Estate calda nel Salento.

Le settimane appena trascorse e ancora nei giorni in cui scriviamo, hanno visto il verificarsi di alcune proteste contro la costruzione di un inceneritore in un paese del Salento non ancora stabilito definitivamente. La gente di alcuni comuni è scesa in piazza a manifestare contro questa ennesima nocività che andrebbe ad aggiungersi alle numerose già esistenti. Purtroppo la mentalità della delega è dura da far morire, e si preferisce fare il minimo indispensabile per tutelare esclusivamente il proprio orto. Da parte nostra, daremo il nostro contributo e faremo tutto quanto sarà nelle nostre possibilità per evitare che questo mostro ecologico venga realizzato, tentando di coinvolgere la rabbia e la passione di chiunque, così come è avvenuto in Campania, dove padri, madri, hanno cercato di impedire il passaggio dei camion carichi di rifiuti, mettendo a rischio la propria incolumità e libertà. Senza fidarci naturalmente di nessun tecnico o politico che tenti di valorizzare questo strumento di morte. Il potere e i suoi uomini, si sa, cercano sempre di mistificare la realtà o addolcirla prima di passare alle maniere forti.

La nostra terra, come del resto ogni altro posto del mondo, non ha bisogno di essere ulteriormente martoriata, né di subire la prepotenza di chi intende calare le sue decisioni dall’alto. Tanto meno accettiamo che tale prepotenza venga rivolta direttamente sugli uomini.

In questi mesi i torturatori del lager per immigrati di San Foca sono impegnati in un processo con l’accusa di violenze e abusi a danno di alcuni maghrebini. Tra i torturatori vi sono don Cesare Lodeserto, gestore del centro, alcuni suoi collaboratori e alcuni sbirri. Non ci affidiamo certo alla giustizia di Stato o pretendiamo di vedere dispensate pene detentive per i responsabili, né desideriamo dei gestori e degli sbirri meno violenti e più democratici; ciò che vogliamo è che il lager di San Foca chiuda per sempre e che questo sia l’inizio per la chiusura di tutti i lager.

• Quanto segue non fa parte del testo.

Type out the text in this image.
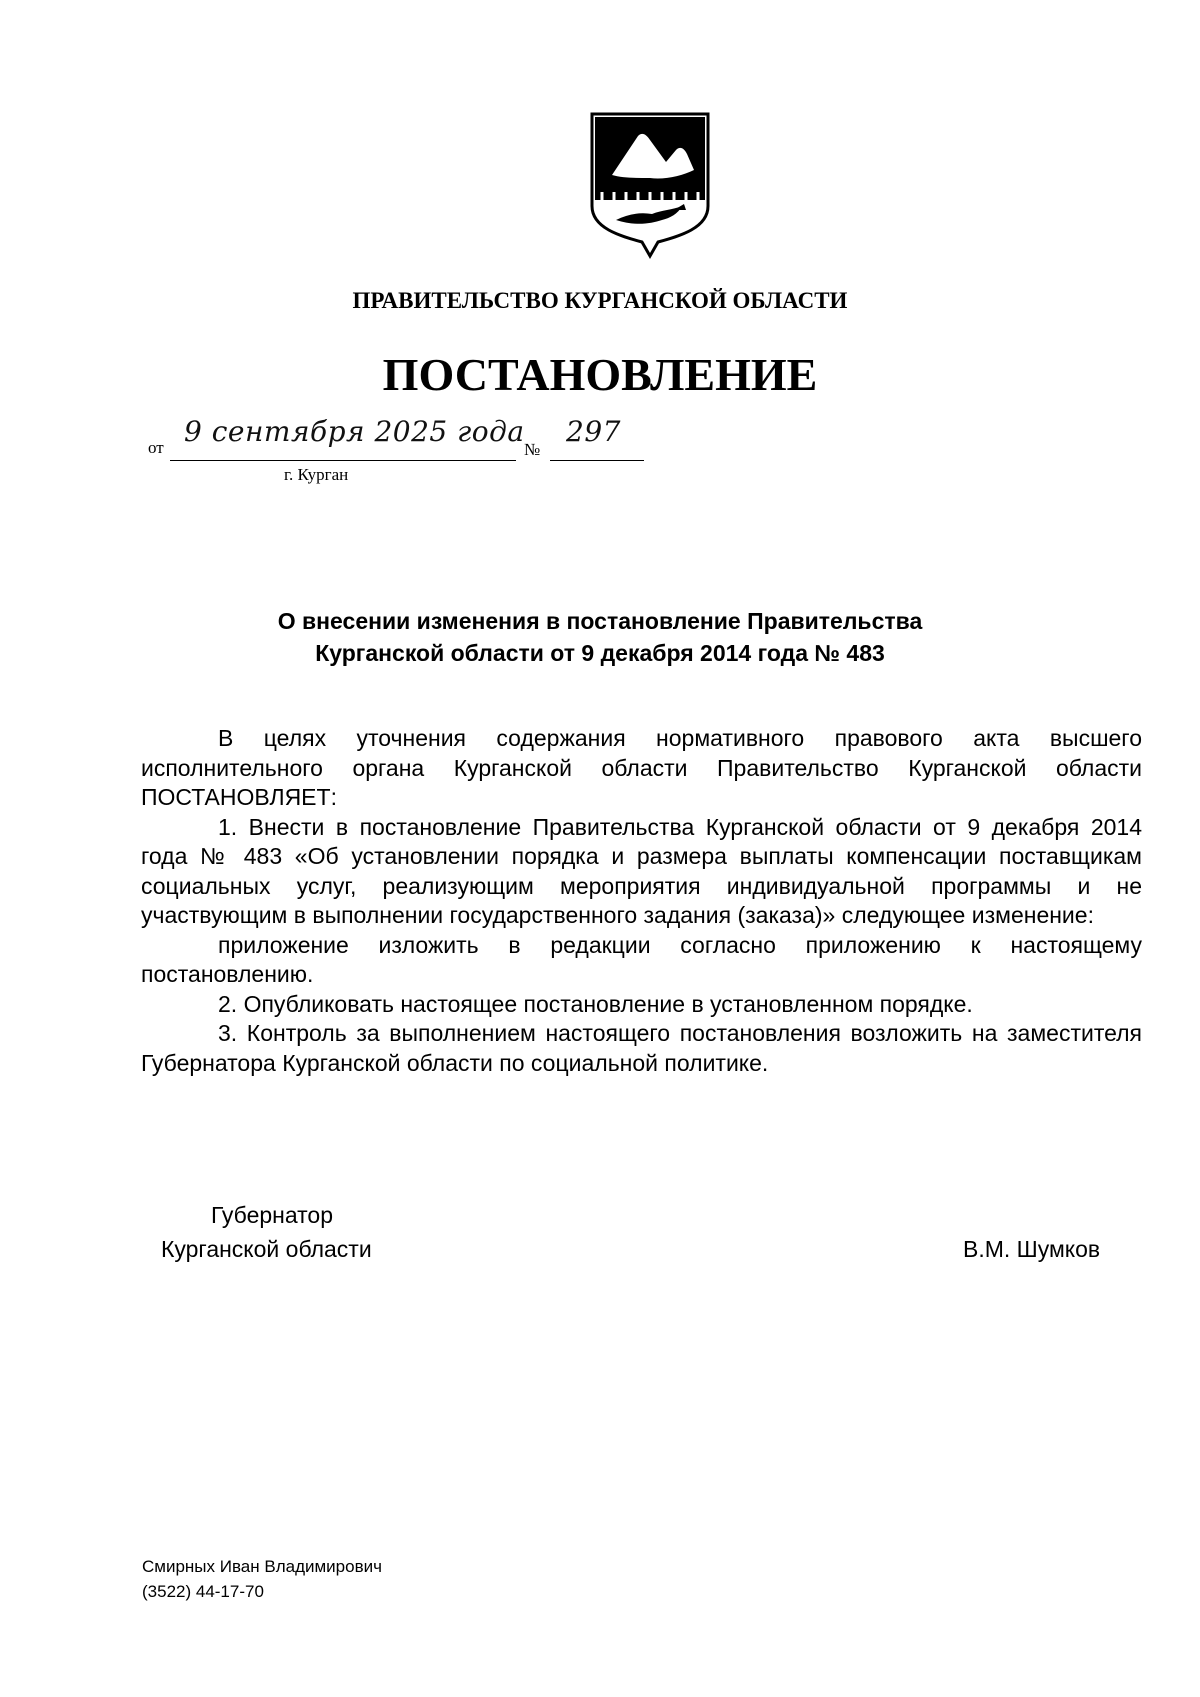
ПРАВИТЕЛЬСТВО КУРГАНСКОЙ ОБЛАСТИ
ПОСТАНОВЛЕНИЕ
от 9 сентября 2025 года
№
297
г. Курган
О внесении изменения в постановление Правительства
Курганской области от 9 декабря 2014 года № 483

В целях уточнения содержания нормативного правового акта высшего исполнительного органа Курганской области Правительство Курганской области ПОСТАНОВЛЯЕТ:

1. Внести в постановление Правительства Курганской области от 9 декабря 2014 года № 483 «Об установлении порядка и размера выплаты компенсации поставщикам социальных услуг, реализующим мероприятия индивидуальной программы и не участвующим в выполнении государственного задания (заказа)» следующее изменение:

приложение изложить в редакции согласно приложению к настоящему постановлению.

2. Опубликовать настоящее постановление в установленном порядке.

3. Контроль за выполнением настоящего постановления возложить на заместителя Губернатора Курганской области по социальной политике.

Губернатор
Курганской области	В.М. Шумков
Смирных Иван Владимирович
(3522) 44-17-70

Per farlo, non servirà certo la sentenza di un giudice illuminato, ma la lotta di chi voglia mettersi in gioco.

La lotta, si diceva. Nell’ultimo mese questa non ha certo mancato di manifestarsi all’interno e all’esterno del lager in questione, in varie forme. Dal 27 giugno al 21 luglio ci sono stati tre tentativi di evasione, di cui uno accompagnato da una rivolta. Nei due tentativi di fuga notturni, che hanno coinvolto svariate decine di reclusi, sono riusciti a prendere il largo e sono tuttora uccel di bosco sette uomini, cinque nella prima occasione e due nella seconda. Il pomeriggio di domenica 11 luglio, invece, in seguito ad un presidio sotto le sue mura, all’interno di questo posto infame gli internati davano vita ad una ampia rivolta, sfasciando le finestre, devastando ampiamente gli interni e lanciando tutto di sotto. Uno dei reclusi ha anche tentato di fuggire, venendo purtroppo riacciuffato sull’ultima cancellata; a questo tentativo di evasione, è seguita una carica dei carabinieri contro i manifestanti, con conseguente pestaggio, in particolare di un ragazzo e una ragazza - che si è anche rotto un ginocchio -, l’arresto di un compagno e l’identificazione di altri due.

La lotta continua, e che il caldo torrido continui ad infiammare i cuori e le idee.